There’s not enough time in port

This complaint just begs to be answered with the retort: not enough time to do what??!! Is it really necessary to snorkel until your skin shrinks up like a prune? Must you lay out at the beach until melanoma sets in? Is it so important that you visit every single jewelry, souvenir and craft shop before weighing anchor?

The fact is,  the cruise lines have done a pretty good job ensuring that you have enough time in port to see what’s important. Stopping in Progreso, Mexico? Don’t worry, you’ll have time for Chitchen Itza. Calling on San Juan or Ocho Rios? You’ll have plenty of time for El Morro or Dunns River Falls. And while some major metropolises also double as cruise ports with all their attraction-rich diversions, even in world-class cities like Sydney, New York and Rome you should still be able to fit in a few of the main attractions before having to get back on board. At the very least you’ll get to see if you think it’s worth a return trip.

I hate the crowds in port

If this is you then know that I’m right with you. I can’t stand being trapped among the gluttonous hordes. But this doesn’t stop me from enjoying my time in port. The key lies in being willing to venture out on your own. Sure the cruise-run shore excursions are convenient and offer the safety net of knowing the ship won’t leave without you; but by arranging your own excursions in advance you have more control over your time, itinerary and the amount of elbow room. When safe to do so, I heartily recommend renting a car and exploring beyond the rows of souvenir shops that seem to follow you around (I’m talking to you, Alaska!). That’s where the best (and least crowded) travel experiences lie.

I really dislike certain ports of call

This may be true. It might even be fair. But it still isn’t an excuse not to cruise. The solution to this conundrum is twofold – either change your activity or change your itinerary.

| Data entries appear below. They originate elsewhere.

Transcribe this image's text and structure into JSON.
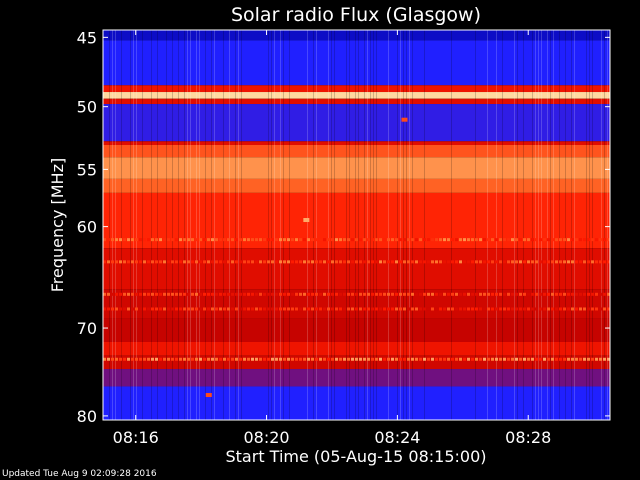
{
  "chart_data": {
    "type": "heatmap",
    "title": "Solar radio Flux (Glasgow)",
    "xlabel": "Start Time (05-Aug-15 08:15:00)",
    "ylabel": "Frequency [MHz]",
    "x_ticks": [
      "08:16",
      "08:20",
      "08:24",
      "08:28"
    ],
    "y_ticks": [
      45,
      50,
      55,
      60,
      70,
      80
    ],
    "y_scale": "log",
    "xlim": [
      "08:15:00",
      "08:30:30"
    ],
    "ylim": [
      44.5,
      80.5
    ],
    "colormap": [
      "#0000a0",
      "#2020ff",
      "#c00000",
      "#ff1a00",
      "#ff7a30",
      "#ffd9a0"
    ],
    "bands": [
      {
        "from": 44.5,
        "to": 45.2,
        "level": 0.08
      },
      {
        "from": 45.2,
        "to": 48.4,
        "level": 0.2
      },
      {
        "from": 48.4,
        "to": 48.9,
        "level": 0.55
      },
      {
        "from": 48.9,
        "to": 49.4,
        "level": 1.0
      },
      {
        "from": 49.4,
        "to": 49.8,
        "level": 0.5
      },
      {
        "from": 49.8,
        "to": 52.7,
        "level": 0.22
      },
      {
        "from": 52.7,
        "to": 53.0,
        "level": 0.5
      },
      {
        "from": 53.0,
        "to": 54.0,
        "level": 0.72
      },
      {
        "from": 54.0,
        "to": 55.8,
        "level": 0.85
      },
      {
        "from": 55.8,
        "to": 57.0,
        "level": 0.75
      },
      {
        "from": 57.0,
        "to": 62.0,
        "level": 0.62
      },
      {
        "from": 62.0,
        "to": 66.0,
        "level": 0.5
      },
      {
        "from": 66.0,
        "to": 69.0,
        "level": 0.45
      },
      {
        "from": 69.0,
        "to": 71.5,
        "level": 0.42
      },
      {
        "from": 71.5,
        "to": 73.0,
        "level": 0.55
      },
      {
        "from": 73.0,
        "to": 74.5,
        "level": 0.45
      },
      {
        "from": 74.5,
        "to": 76.5,
        "level": 0.3
      },
      {
        "from": 76.5,
        "to": 80.5,
        "level": 0.2
      }
    ],
    "stripes": [
      {
        "freq": 61.2,
        "level": 0.7
      },
      {
        "freq": 63.3,
        "level": 0.68
      },
      {
        "freq": 66.5,
        "level": 0.62
      },
      {
        "freq": 68.0,
        "level": 0.6
      },
      {
        "freq": 73.4,
        "level": 0.75
      }
    ],
    "spots": [
      {
        "time": "08:24:13",
        "freq": 51.0,
        "level": 0.7
      },
      {
        "time": "08:21:13",
        "freq": 59.4,
        "level": 0.9
      },
      {
        "time": "08:18:14",
        "freq": 77.5,
        "level": 0.7
      }
    ]
  },
  "footer": {
    "updated": "Updated Tue Aug  9 02:09:28 2016"
  }
}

It may be that you have no desire to visit a certain port or have already had a bad experience there. My advice is: Get over it! Find something else to do if what you did before was unappealing. Didn’t enjoy snorkeling in Belize? (FYI you’re a weirdo if you say yes) Next time go for the jungle tour. Not a fan of the pushy vendors in the Bahamas? Why not try parasailing next time? It’s unlikely they’ll follow you up there. And if you’re really just so very snobbish that you refuse to set foot in a certain port of call, my advice is: Don’t!!! Nobody says you have to get off the ship. Get your nails done, play Bingo or just lay by the pool. If that’s the worst case scenario, is it really something to complain about? And yes, I meant that sarcastically.

As for your itinerary, unless you’re stuck doing a family reunion at sea, there’s no excuse for choosing one you dislike. Even mainstream cruise lines offer “exotic” itineraries that veer off the beaten path. Personally I’ve found Princess Cruise Lines to be a good blend of value, comfort and interesting routes. But whoever you go with, it’s not hard to avoid the places you don’t like – just take a different ship!

I hope this rundown has cleared up a few common misconceptions (a.k.a. excuses) about cruise ports of call. I also hope that if you’ve used one of these, you feel a certain measure of shame. With a little foresight, preparation and a dose of daring, every port can be a good thing. So when you’re done whining, call me and we’ll book that cruise.